I don't know how that team would be on defense. It might be better than you think, being that a lot of the lousy defensive reputation of some of these players comes from their ability or maybe lack thereof to grasp Bennett's system. Tucker was never too committed on the defensive end, and this year, neither was Spurlock, but he committed to play Leitao's defense, not Bennett's. So it's not fair to assume he'd have been a liability on defense.

But man would this team score. A lot. And it would start a 7-footer and bring another off the bench. That's the team we'd have had without rotten luck and coaching changes. With the state of the ACC this year, that team would have won 9 or 10 games in conference and gone to the tournament for sure. And barring the sort of luck that tore it apart in real life, it'd be looking at another trip next year, too.

This is why I once said - and still say - that Leitao would have brought this year's team to the NIT. You can't control the luck, and without Brandenburg this team was always going to be a donut team. We knew that. But there's no way Leitao would have kept Spurlock on the bench. Tucker'd still be around too, maddening us with his indifferent defense but bringing a steady, reliable jump shot to the game. And there wouldn't be any issues with struggling to learn a totally new defensive system that requires you to unlearn all your ingrained fundamentals.

This is where I put in the obligatory caveat that this doesn't mean I'm not totally on board with Tony Bennett, here. I'm won over by his recruiting chops and his standards. The fact that he improved the team by five games and one ACC game is impressive, given the above-mentioned attrition and the fact that he's in tear-down mode. But that doesn't change that I don't think Leitao ought to have been fired. I think he'd have had this program on the upswing as well and deserved the chance to see it through.
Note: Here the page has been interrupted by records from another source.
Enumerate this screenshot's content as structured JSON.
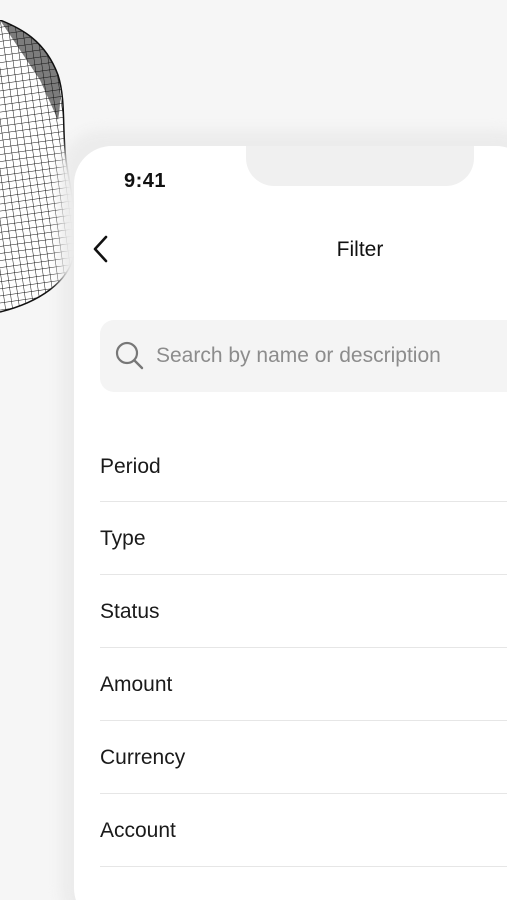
{
  "status_bar": {
    "time": "9:41"
  },
  "header": {
    "title": "Filter",
    "back_icon": "chevron-left-icon"
  },
  "search": {
    "placeholder": "Search by name or description",
    "value": "",
    "icon": "search-icon"
  },
  "filters": [
    {
      "label": "Period"
    },
    {
      "label": "Type"
    },
    {
      "label": "Status"
    },
    {
      "label": "Amount"
    },
    {
      "label": "Currency"
    },
    {
      "label": "Account"
    }
  ],
  "colors": {
    "background": "#f6f6f6",
    "surface": "#ffffff",
    "search_bg": "#f4f4f4",
    "divider": "#e6e6e6",
    "text": "#1a1a1a",
    "placeholder": "#8c8c8c"
  }
}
This lack of continuity combined with our higher academic standards is just murder on a basketball program.

The upshot of it all is that for the Tony Bennett program to work, both the admin and Bennett need to be totally committed to it for the very long term. That means four more years at an absolute, rock-bottom, bare minimum. No getting cold feet four years in and firing Tony the same way they did Leitao. You knew what he was going to do and how he was going to do it, and he deserves the chance to see his project all the way through, the way Leitao did not, without having the rug pulled out from underneath. And for Tony, no running off for bigger bucks at a bigger program. Normally I understand that's the nature of the business, but you don't come in, change all the standards and expectations, and tear down a program this way and then leave it half-done. Finish your legacy, whatever that is. And the fans, alums, and donors need to let it play out and not get all impatient and pissy when we don't make the tournament next season, because we won't. Bennett, hopefully, is the guy to reverse this pattern of playing season-to-season and losing all our players all the time, instead of program-building. Turn on him before he's had his chance and we'll find it harder and harder to bring coaches in here and relegate ourselves to the second divison forever.